This post is work related. I try not to mention any specifics when talking about work – I don’t want people searching the web looking for my company only to stumble across this blog – and as a result this post may be a little vague at times. So, I guess this is a ‘sorry in advance’ in case I lose you. Check back tomorrow! Maybe I’ll find a funny picture somewhere.
Anyway, a certain company that employs yours truly was recently invited, along with a couple of other companies, to a big Chicago business breakfast at a certain hotel to be recognized by a certain publication for certain achievements in the realm of making money. For reasons unbeknownst to me, I was offered the opportunity to represent our company along with some of my fellow employees and to attend aforementioned breakfast event, which took place at 7:30 AM this morning.
‘Free breakfast…,’ I thought to myself, ‘yeah, what the hell.’
Our company is very casual. Casual like we have meetings to discuss using the bathroom and then everyone makes jokes casual. Casual like the C.O.O. wears flip flops and white t-shirts to work casual. Casual like I haven’t worn a tie in years casual.
But today we were showcasing ourselves to the business world. So I rolled out of bed early and I hopped in the shower and then put on a shirt that requires buttoning and, after searching desperately through a pile of forgotten clothing, found a tie that requires tying. Then I shuffled off to the El and went down to the loop, a place where I almost never go, and arrived at the hotel.
I found a sea of people in business suits, exchanging business cards and talking business while waiting in line for some free Starbucks Coffee. It’s weird how different people are when they’re wearing their different hats. Everyone was clean shaven, the ladies were made up, the men had their hair combed. It was kind of incredible looking around at all of the people talking seriously about serious things. I don’t know, I guess I’m just not used to it now. I mean, even their jokes told seriously and in serious tones.
In short, I was out of my element.
But I had my breakfast – luke warm scrambled eggs and a slice of cold ham but, you know, free – and got some swag out of the deal – a wireless mouse and then some random stuff I’ll never use – so I had just enough to keep me interested in the speeches and panel discussions. It was rough going there for a while. One guy – a writer for this publication – had a well written speech but not idea how to deliver it. Another guy – can’t remember who he was or why he was there – knew how to deliver a speech but not how to write one.
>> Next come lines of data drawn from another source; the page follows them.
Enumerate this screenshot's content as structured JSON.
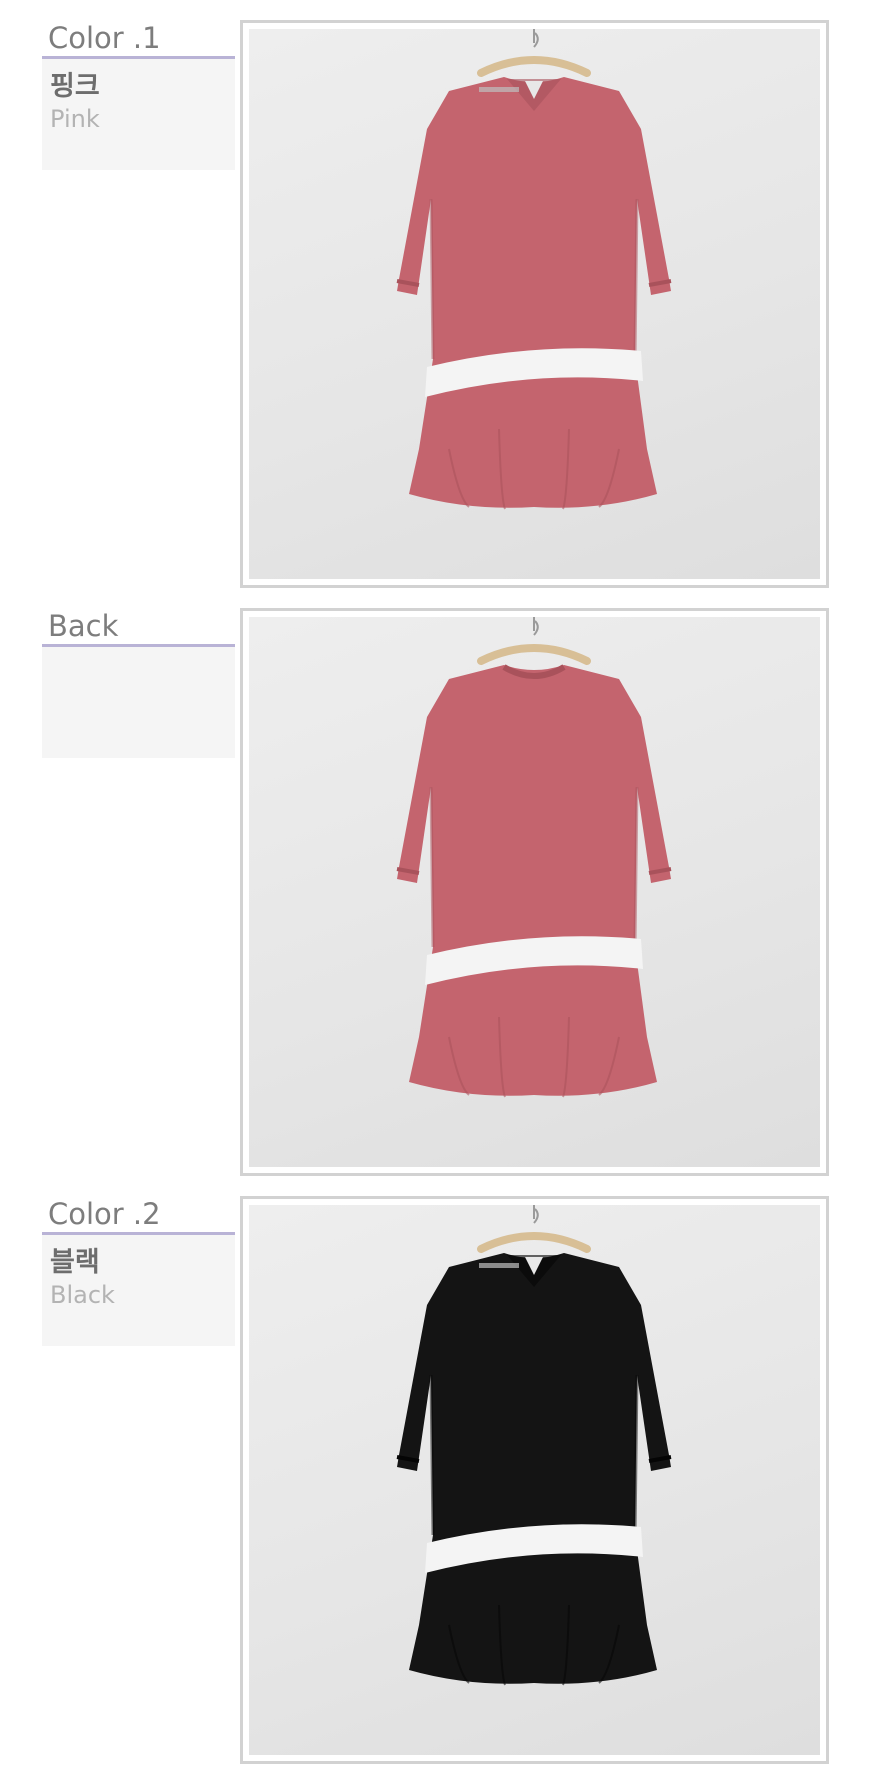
{
  "sections": [
    {
      "title": "Color .1",
      "name_ko": "핑크",
      "name_en": "Pink",
      "garment_color": "#c4646e",
      "garment_shadow": "#a9525b",
      "view": "front"
    },
    {
      "title": "Back",
      "name_ko": "",
      "name_en": "",
      "garment_color": "#c4646e",
      "garment_shadow": "#a9525b",
      "view": "back"
    },
    {
      "title": "Color .2",
      "name_ko": "블랙",
      "name_en": "Black",
      "garment_color": "#141414",
      "garment_shadow": "#050505",
      "view": "front"
    }
  ],
  "colors": {
    "title_text": "#7d7d7d",
    "title_underline": "#b9b3d6",
    "label_bg": "#f5f5f5",
    "frame_border": "#d2d2d2",
    "stripe": "#f4f4f4",
    "hanger": "#d8bf96"
  }
}
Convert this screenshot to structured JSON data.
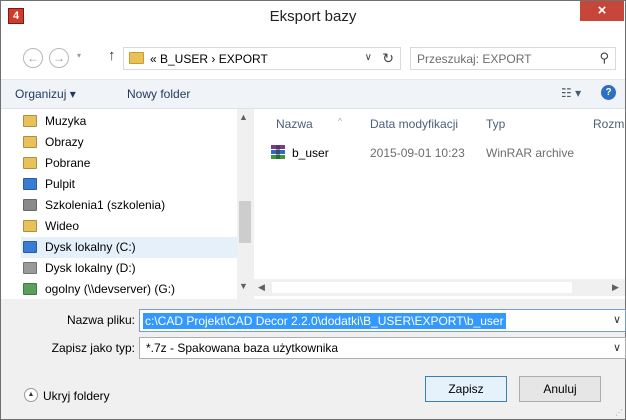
{
  "window": {
    "title": "Eksport bazy",
    "close_glyph": "×",
    "app_icon_glyph": "4"
  },
  "navigation": {
    "back_glyph": "←",
    "forward_glyph": "→",
    "history_glyph": "▾",
    "up_glyph": "↑",
    "breadcrumb": "«  B_USER  ›  EXPORT",
    "addr_dropdown_glyph": "∨",
    "refresh_glyph": "↻",
    "search_placeholder": "Przeszukaj: EXPORT",
    "search_glyph": "⚲"
  },
  "toolbar": {
    "organize_label": "Organizuj ▾",
    "new_folder_label": "Nowy folder",
    "view_glyph": "☷ ▾",
    "help_glyph": "?"
  },
  "nav_items": [
    {
      "label": "Muzyka",
      "icon": "music-folder-icon",
      "color": "#e8c15a"
    },
    {
      "label": "Obrazy",
      "icon": "pictures-folder-icon",
      "color": "#e8c15a"
    },
    {
      "label": "Pobrane",
      "icon": "downloads-folder-icon",
      "color": "#e8c15a"
    },
    {
      "label": "Pulpit",
      "icon": "desktop-folder-icon",
      "color": "#3a7bd5"
    },
    {
      "label": "Szkolenia1 (szkolenia)",
      "icon": "network-computer-icon",
      "color": "#8a8a8a"
    },
    {
      "label": "Wideo",
      "icon": "videos-folder-icon",
      "color": "#e8c15a"
    },
    {
      "label": "Dysk lokalny (C:)",
      "icon": "local-disk-icon",
      "color": "#3a7bd5"
    },
    {
      "label": "Dysk lokalny (D:)",
      "icon": "local-disk-icon",
      "color": "#9a9a9a"
    },
    {
      "label": "ogolny (\\\\devserver) (G:)",
      "icon": "network-drive-icon",
      "color": "#5aa05a"
    }
  ],
  "selected_nav_index": 6,
  "columns": [
    "Nazwa",
    "Data modyfikacji",
    "Typ",
    "Rozm"
  ],
  "files": [
    {
      "name": "b_user",
      "modified": "2015-09-01 10:23",
      "type": "WinRAR archive"
    }
  ],
  "scroll_glyphs": {
    "up": "▲",
    "down": "▼",
    "left": "◀",
    "right": "▶"
  },
  "form": {
    "filename_label": "Nazwa pliku:",
    "filename_value": "c:\\CAD Projekt\\CAD Decor 2.2.0\\dodatki\\B_USER\\EXPORT\\b_user",
    "filetype_label": "Zapisz jako typ:",
    "filetype_value": "*.7z - Spakowana baza użytkownika",
    "dropdown_glyph": "∨"
  },
  "footer": {
    "hide_folders_label": "Ukryj foldery",
    "hide_folders_glyph": "▲",
    "save_label": "Zapisz",
    "cancel_label": "Anuluj",
    "grip_glyph": "⋰"
  }
}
The general topic of discussion was how America needs more entrepreneurs (pronounced by many with a ridiculously overstressed last ‘r’ sound) to take advantage of these difficult financial times. This was a good point, although I thought that it was a message better served for somewhere other than a hall full of people who are already entrepreneurs.
‘Hey Everybody! We’re awesome!’
The highlight of the panel discussion was the Irish guy who came over and started his own construction company. He was actually personable, entertaining and possibly a little bit drunk. Gotta love those Irish.
The rest of the speakers? Eh. I kind of zoned out for a lot of it and played with the coffee cream on the table. Then I started looking around the room full of respectable business people in their serious business suits and casually pictured what the room would look like full of apes.